I know a lot of people just out of college, or making transitions from internships to jobs right now, and I've had the enjoyment (nerd alert) to look over their resume and cover letters before they send them off.
My work as an acquisitions editor means I see many, many writer and illustrator CVs and cover letters each week. Most of them are tearfully boring so when I do get one with a sense of humor or a personality, I take notice.
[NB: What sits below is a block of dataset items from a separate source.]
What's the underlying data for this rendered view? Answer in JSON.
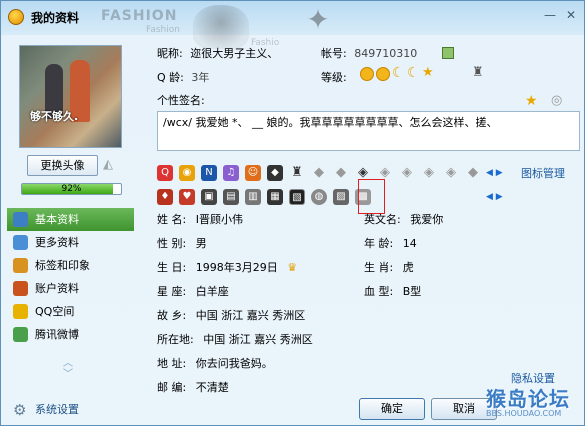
{
  "window": {
    "title": "我的资料",
    "brand": "FASHION",
    "brand_sub": "Fashion",
    "brand_sub2": "Fashio",
    "minimize": "—",
    "close": "✕"
  },
  "sidebar": {
    "avatar_caption": "够不够久.",
    "change_avatar": "更换头像",
    "progress_text": "92%",
    "progress_value": 0.92,
    "items": [
      {
        "label": "基本资料",
        "icon": "profile-card-icon",
        "color": "#3d7fc4",
        "active": true
      },
      {
        "label": "更多资料",
        "icon": "more-info-icon",
        "color": "#4a8fd6",
        "active": false
      },
      {
        "label": "标签和印象",
        "icon": "tag-icon",
        "color": "#d8921f",
        "active": false
      },
      {
        "label": "账户资料",
        "icon": "account-icon",
        "color": "#c8531e",
        "active": false
      },
      {
        "label": "QQ空间",
        "icon": "qzone-star-icon",
        "color": "#e8b200",
        "active": false
      },
      {
        "label": "腾讯微博",
        "icon": "weibo-icon",
        "color": "#4aa04a",
        "active": false
      }
    ],
    "system_settings": "系统设置"
  },
  "profile": {
    "nickname_label": "昵称:",
    "nickname_value": "迩很大男子主义、",
    "account_label": "帐号:",
    "account_value": "849710310",
    "q_age_label": "Q 龄:",
    "q_age_value": "3年",
    "level_label": "等级:",
    "signature_label": "个性签名:",
    "signature_text": "/wcx/           我爱她  *、                    __  娘的。我草草草草草草草草、怎么会这样、搓、",
    "icon_manage": "图标管理"
  },
  "details": {
    "name_label": "姓    名:",
    "name_value": "I晋顾小伟",
    "english_name_label": "英文名:",
    "english_name_value": "我爱你",
    "gender_label": "性    别:",
    "gender_value": "男",
    "age_label": "年    龄:",
    "age_value": "14",
    "birthday_label": "生    日:",
    "birthday_value": "1998年3月29日",
    "zodiac_label": "生    肖:",
    "zodiac_value": "虎",
    "constellation_label": "星    座:",
    "constellation_value": "白羊座",
    "blood_label": "血    型:",
    "blood_value": "B型",
    "hometown_label": "故    乡:",
    "hometown_value": "中国  浙江  嘉兴  秀洲区",
    "location_label": "所在地:",
    "location_value": "中国  浙江  嘉兴  秀洲区",
    "address_label": "地    址:",
    "address_value": "你去问我爸妈。",
    "postcode_label": "邮    编:",
    "postcode_value": "不清楚"
  },
  "actions": {
    "privacy": "隐私设置",
    "ok": "确定",
    "cancel": "取消"
  },
  "watermark": {
    "title": "猴岛论坛",
    "url": "BBS.HOUDAO.COM"
  }
}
The always insightful and gorgeous Gala Darling wrote an exceptional piece on how to write a great CV a while back. I want to focus more on your cover letter. If your resume is a list of your accomplishments, your cover letter should be a tiny slice of your best self, including your personality, wit, accuracy, and maybe even your chai addiction. Your cover letter needs to be sparkly, fresh, and most of all, you at your sexiest, most charming, and most professional.
These are the basic ingredients:
1. company contact name and information
3. state the position for which you are applying
4. why you want it
5. why they should hire you
5. your knowledge of the company
Start off with a bang
Your opening line is perhaps the most important thing in your entire letter. You have to grab them, or they're just going to skim over your letter. If you hook them though, they'll pore over it like a well-written short story. And that's what it should be. You're writing a short biography, one where you can craft any job or life experience the way you want it. Say something surprising, or something funny. Give them just a taste, and they'll be more intrigued to meet you. These great opening lines are mostly journalism related, but are easily modified to any career.
They want to know who you are and what to expect before they commit their time to interviewing you. Details are a wonderful way to stand out. Instead of writing, "I've been an intern at three places and am very good at it." Write "I'm the fastest coffee-maker in the business and I can sort through more mail in an hour than the US Post Office" -if it's true. Recruiters started out like everyone else, so remind them of that. For my last cover letter, I wrote about my life as a magazine intern and how I was well-skilled in "slipping CDs between pages 84 and 85." In the four interviews I had due to that letter, each interviewer mentioned that phrase, and most said they'd had jobs doing the exact same thing!
Don't be shy
If there was ever a time not to be shy, this is it. This is all these people know about you, so make it good. What would you want someone you had a crush on to know about you in your first meeting? You're flirting with the job prospect in the same manner. Don't lie, they'll find you out and it's bad for your karma, but do make yourself as good-looking as possible. If you love jump roping and were the regional junior champion, put it in, even if it has nothing to do the job. Your resume will speak to your applicable experience, but your cover letter will make them remember your name, or at least "the jump rope girl."
Break up your text
Brevity is worth more than a thousand words. Pick your specific details, but make them important, and worth some one else's time. Even though your paragraphs may be beautiful works of prose, if the information can be better conveyed in a bulleted list, do so. The reader will be thankful for the break and more likely to see your strong points if they're put in a straightforward manner instead of buried in windy sentences. Don't take out your personality, but put yourself in the shoes of the recruiter, looking through hundreds of cover letters, and make yours the one they spend the longest with.
Charm their pants off
Mention glowingly of how much you know about their company (you did your homework right?) and why you are THE person for the job. Everyone likes to be flattered, and if you're enthusiastic, you'll have a huge advantage on everyone else who sent a form letter. If you're responding to an ad that doesn't give the company name or through a temp agency, just do your best to show how enthusiastic you are to be working in your field, and make yourself look like you can handle any task they throw at you.
Make a showy exit
While I might advise against signing your name "Wiliam Wadsworth, the Fourth, Earl of Suburban Bumbly", you will be much more memorable if you come up with a nice signature. "Best", "Thank you for your time" and "Good luck in your endeavors" are all nice and appreciated, but if you can, add a little oomph to your last line to make it pop. Be professional, but slide just a little bit off the scale in favor of perhaps referring to that great opening line you had, or a bit of humor. Photographer Ansel Adams was a prolific letter writer, and used endings such as, "Cheerlow, luff, and all that."Sign on the dotted line
If you're sending a snail mail letter, be sure to physically sign your name. If you're emailing, it helps if you can scan your signature and include it, but it's not necessary. Do include your name and all your contact information, even if it's all in your resume, just in case the two get separated.
This is perhaps the single most important thing you can do. If you don't trust your grammar skills, find a friend, or your mother, or anyone else to do it for you. I normally do not even consider cover letters with one misspelling. It's sloppy and makes it look like you didn't even take time to spell check your work, so why should I spend my time on you? That may sound harsh, but it's the truth. Accuracy counts for so much. Also, please please please, if you're addressing it to a particular person, spell their name right! If you're not sure how it should be spelled, check. There should be at least one imprint of them on the web, and if not, I would daresay leave it out. Also, a small pet peeve I have, is that a lot of people assume genders, and they assume wrongly! It's not a big deal, but remember the flattery part? Don't make assumptions, be certain.
Quintessential Careers has some great examples of cover letters for every level of employment.